Changes in the pituitary gland, a control center for growth-related hormones, offered another clue. Gene activity there differed subtly in let-7f males, including in genes that human genetic studies have connected to bone density, body height, and skeletal growth.
All of this adds detail to a growing body of evidence that a father’s preconception biology may matter for early development. In mice, raising one stress-linked sperm microRNA changed how embryos progressed and how male offspring grew. What it cannot show is whether the same process unfolds in people, or how these early molecular signals translate into lasting physical differences. Let-7f is also just one of several stress-responsive sperm molecules, and the authors note that multiple likely act together. More work is needed before any of this can be connected to human health outcomes.
Disclaimer: This article is based on a mouse study and is intended for general informational purposes only. The findings should not be interpreted as proof that stress in men directly affects the health or development of their children. Always consult a qualified healthcare provider with questions about reproductive or developmental health.
Paper Notes
Limitations
The authors acknowledge several important limitations of this research. The study focused on let-7f as a single molecule, while the original human research identified it as one of several sperm microRNAs that respond to stress, meaning that the full picture of how paternal stress shapes offspring likely involves coordination among multiple molecules working together. The sex-specific findings at the blastocyst stage were based on pooled samples categorized by gene enrichment rather than individually sexed embryos, which introduces some uncertainty. The analysis of fetal gene expression in male let-7f fetuses was also limited by a small number of biological replicates. Additionally, the pituitary gland analysis was conducted only in male offspring, leaving open questions about whether similar endocrine differences exist in females. The authors also note that the mice in this study were fed a nutritious, high-fiber diet, and studies using a different diet may reveal additional metabolic differences in let-7f mice.

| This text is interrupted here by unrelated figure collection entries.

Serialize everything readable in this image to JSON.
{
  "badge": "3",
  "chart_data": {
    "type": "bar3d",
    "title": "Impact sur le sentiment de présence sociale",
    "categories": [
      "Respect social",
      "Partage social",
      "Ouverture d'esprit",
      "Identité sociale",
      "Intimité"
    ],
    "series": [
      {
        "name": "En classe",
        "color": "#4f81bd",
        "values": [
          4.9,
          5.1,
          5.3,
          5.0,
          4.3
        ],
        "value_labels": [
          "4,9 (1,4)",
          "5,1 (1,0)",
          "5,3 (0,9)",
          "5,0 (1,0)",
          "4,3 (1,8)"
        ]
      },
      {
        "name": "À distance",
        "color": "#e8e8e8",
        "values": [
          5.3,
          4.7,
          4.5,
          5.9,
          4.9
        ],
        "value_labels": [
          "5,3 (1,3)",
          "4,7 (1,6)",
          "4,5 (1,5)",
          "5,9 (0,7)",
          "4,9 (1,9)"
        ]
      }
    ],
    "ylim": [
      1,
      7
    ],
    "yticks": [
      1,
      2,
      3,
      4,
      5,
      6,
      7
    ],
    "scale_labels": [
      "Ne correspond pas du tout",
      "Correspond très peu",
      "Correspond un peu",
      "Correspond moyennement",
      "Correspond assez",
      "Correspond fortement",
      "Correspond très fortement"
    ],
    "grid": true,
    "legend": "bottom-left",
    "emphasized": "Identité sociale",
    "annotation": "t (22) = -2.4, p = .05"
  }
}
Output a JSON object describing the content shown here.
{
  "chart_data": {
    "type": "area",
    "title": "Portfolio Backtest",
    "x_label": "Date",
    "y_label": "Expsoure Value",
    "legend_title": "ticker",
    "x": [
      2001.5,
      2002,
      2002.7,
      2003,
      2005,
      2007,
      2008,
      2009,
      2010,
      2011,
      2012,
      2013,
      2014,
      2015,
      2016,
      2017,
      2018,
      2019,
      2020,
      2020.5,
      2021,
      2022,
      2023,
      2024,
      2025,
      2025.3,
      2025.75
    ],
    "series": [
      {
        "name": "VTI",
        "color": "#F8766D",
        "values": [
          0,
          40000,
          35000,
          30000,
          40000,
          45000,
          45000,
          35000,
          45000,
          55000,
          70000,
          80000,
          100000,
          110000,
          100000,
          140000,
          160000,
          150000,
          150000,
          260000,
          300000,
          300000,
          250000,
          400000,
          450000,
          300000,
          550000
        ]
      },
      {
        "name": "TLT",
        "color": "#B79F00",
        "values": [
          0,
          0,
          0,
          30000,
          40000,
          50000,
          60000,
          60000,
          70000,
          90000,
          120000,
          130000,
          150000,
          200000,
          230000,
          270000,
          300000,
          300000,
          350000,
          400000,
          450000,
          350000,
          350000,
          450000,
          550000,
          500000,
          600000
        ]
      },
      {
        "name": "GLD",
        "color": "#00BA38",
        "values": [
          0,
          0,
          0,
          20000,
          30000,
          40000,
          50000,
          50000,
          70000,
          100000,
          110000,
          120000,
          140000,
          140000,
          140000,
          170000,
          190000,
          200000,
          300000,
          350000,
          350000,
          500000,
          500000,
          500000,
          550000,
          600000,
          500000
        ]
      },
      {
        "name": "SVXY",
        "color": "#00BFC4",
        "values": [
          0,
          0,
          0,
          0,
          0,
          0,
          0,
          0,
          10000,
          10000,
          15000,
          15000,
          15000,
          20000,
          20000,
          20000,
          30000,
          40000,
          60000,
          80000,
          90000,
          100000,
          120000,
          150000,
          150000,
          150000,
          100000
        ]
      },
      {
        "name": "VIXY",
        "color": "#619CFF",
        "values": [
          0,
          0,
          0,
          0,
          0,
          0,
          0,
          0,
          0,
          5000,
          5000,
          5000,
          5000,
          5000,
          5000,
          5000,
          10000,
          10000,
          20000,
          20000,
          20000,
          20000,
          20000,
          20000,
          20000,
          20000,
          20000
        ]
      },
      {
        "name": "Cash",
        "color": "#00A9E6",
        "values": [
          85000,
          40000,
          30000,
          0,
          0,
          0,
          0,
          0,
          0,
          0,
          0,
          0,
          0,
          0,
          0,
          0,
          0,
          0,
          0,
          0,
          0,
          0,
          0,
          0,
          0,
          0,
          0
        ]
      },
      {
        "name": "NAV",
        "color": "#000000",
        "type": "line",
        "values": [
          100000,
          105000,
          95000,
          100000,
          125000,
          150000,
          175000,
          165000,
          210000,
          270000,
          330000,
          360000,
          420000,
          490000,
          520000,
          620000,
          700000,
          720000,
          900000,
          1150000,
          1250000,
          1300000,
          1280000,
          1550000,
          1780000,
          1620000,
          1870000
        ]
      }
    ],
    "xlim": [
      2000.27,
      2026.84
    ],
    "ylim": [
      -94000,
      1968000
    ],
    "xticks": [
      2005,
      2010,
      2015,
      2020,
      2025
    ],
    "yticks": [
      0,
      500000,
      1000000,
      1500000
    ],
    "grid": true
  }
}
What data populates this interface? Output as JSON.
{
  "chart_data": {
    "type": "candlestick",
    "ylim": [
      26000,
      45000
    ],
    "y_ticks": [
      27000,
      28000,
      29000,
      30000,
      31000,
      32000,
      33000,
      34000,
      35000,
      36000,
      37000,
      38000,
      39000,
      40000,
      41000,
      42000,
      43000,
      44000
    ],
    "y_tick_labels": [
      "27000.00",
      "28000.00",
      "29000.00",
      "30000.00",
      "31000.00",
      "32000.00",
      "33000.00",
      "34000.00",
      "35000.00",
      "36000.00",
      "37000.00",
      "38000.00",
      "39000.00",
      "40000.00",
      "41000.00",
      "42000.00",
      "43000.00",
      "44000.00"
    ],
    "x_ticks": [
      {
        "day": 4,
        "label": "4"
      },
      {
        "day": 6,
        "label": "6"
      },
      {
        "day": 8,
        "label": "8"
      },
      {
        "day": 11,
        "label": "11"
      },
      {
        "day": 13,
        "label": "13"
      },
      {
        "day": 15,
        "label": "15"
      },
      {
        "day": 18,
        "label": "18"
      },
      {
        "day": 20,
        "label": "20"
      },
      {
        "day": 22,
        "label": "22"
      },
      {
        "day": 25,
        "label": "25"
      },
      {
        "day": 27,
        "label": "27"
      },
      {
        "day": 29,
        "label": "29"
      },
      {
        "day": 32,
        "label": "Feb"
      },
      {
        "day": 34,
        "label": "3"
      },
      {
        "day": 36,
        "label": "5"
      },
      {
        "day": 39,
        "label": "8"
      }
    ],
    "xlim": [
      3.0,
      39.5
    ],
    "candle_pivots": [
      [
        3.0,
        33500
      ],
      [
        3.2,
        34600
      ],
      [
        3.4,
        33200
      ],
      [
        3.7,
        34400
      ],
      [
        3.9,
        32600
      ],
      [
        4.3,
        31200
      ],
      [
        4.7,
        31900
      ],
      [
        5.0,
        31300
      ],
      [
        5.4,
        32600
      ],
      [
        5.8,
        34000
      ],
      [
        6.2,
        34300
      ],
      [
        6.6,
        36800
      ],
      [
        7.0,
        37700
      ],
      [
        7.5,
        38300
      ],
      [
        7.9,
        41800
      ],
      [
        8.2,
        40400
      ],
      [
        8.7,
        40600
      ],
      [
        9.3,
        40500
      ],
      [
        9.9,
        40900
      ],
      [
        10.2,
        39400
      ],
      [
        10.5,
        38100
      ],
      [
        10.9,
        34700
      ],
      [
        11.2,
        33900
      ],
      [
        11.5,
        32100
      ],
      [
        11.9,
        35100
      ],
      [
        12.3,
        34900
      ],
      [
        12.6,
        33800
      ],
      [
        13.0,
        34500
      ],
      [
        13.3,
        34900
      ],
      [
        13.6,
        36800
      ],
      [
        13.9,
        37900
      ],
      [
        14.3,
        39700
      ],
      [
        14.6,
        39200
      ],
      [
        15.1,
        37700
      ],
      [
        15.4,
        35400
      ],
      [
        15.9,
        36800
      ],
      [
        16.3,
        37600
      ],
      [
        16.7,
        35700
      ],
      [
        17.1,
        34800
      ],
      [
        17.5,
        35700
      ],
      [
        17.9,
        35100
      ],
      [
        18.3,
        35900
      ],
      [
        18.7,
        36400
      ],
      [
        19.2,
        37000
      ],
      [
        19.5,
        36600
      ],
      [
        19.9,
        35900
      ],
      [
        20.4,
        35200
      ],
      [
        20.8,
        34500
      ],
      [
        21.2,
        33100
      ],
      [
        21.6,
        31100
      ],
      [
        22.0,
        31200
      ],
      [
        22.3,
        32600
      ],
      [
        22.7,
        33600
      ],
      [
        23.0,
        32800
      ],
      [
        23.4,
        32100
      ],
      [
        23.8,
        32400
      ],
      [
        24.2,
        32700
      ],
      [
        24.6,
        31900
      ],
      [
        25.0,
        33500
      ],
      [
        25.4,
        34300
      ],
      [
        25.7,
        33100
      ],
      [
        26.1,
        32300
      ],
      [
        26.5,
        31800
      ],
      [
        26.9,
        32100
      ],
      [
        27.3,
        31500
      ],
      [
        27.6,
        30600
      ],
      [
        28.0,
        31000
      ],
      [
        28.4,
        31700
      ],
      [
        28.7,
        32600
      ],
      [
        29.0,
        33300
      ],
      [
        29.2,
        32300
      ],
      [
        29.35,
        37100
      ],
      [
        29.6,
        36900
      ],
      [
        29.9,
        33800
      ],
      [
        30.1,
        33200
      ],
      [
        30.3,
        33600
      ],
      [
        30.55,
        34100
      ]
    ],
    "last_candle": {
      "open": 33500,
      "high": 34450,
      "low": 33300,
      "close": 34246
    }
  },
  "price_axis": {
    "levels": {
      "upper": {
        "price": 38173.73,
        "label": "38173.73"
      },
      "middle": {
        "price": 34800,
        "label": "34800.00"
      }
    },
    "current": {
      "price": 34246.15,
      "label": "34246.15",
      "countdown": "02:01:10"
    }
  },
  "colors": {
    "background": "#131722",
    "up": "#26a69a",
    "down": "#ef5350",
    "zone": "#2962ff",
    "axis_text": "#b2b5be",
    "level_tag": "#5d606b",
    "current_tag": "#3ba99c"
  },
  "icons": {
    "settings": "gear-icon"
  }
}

Future research is needed to verify the precise mechanisms connecting early gene expression changes to the adult physical differences observed.
Funding and Disclosures
This work was supported by the National Institutes of Health through grants MH129495, HD097093, MH108286, and HD105771. The authors thank the University of Colorado Anschutz Genomics Shared Resource Core for assistance with RNA sequencing and Jessica Fluharty for technical assistance. No conflicts of interest are stated in the provided paper content.
Publication Details
Paper Title: Elevated zygotic let-7f-5p alters developmental trajectories and sex-specific somatic growth | Authors: Alyssa C. Jeng, Kerstin C. Creutzberg, Arthur S. Feltrin, Nickole Moon, Nicolae A. Leu, C. Neill Epperson, and Tracy L. Bale, all affiliated with the Department of Psychiatry, University of Colorado Anschutz Medical Campus, Aurora, CO. | Journal: iScience, Volume 29, Article 116115, published June 19, 2026. © 2026 The Author(s). Published by Elsevier Inc. under a CC BY-NC-ND 4.0 license. | DOI: https://doi.org/10.1016/j.isci.2026.116115 | Correspondence: [email protected] | Data Availability: Bulk RNA sequencing data have been deposited at the Gene Expression Omnibus repository as GEO: GSE314398, GSE314467, GSE314710, and GSE314713 and are publicly available as of the date of publication.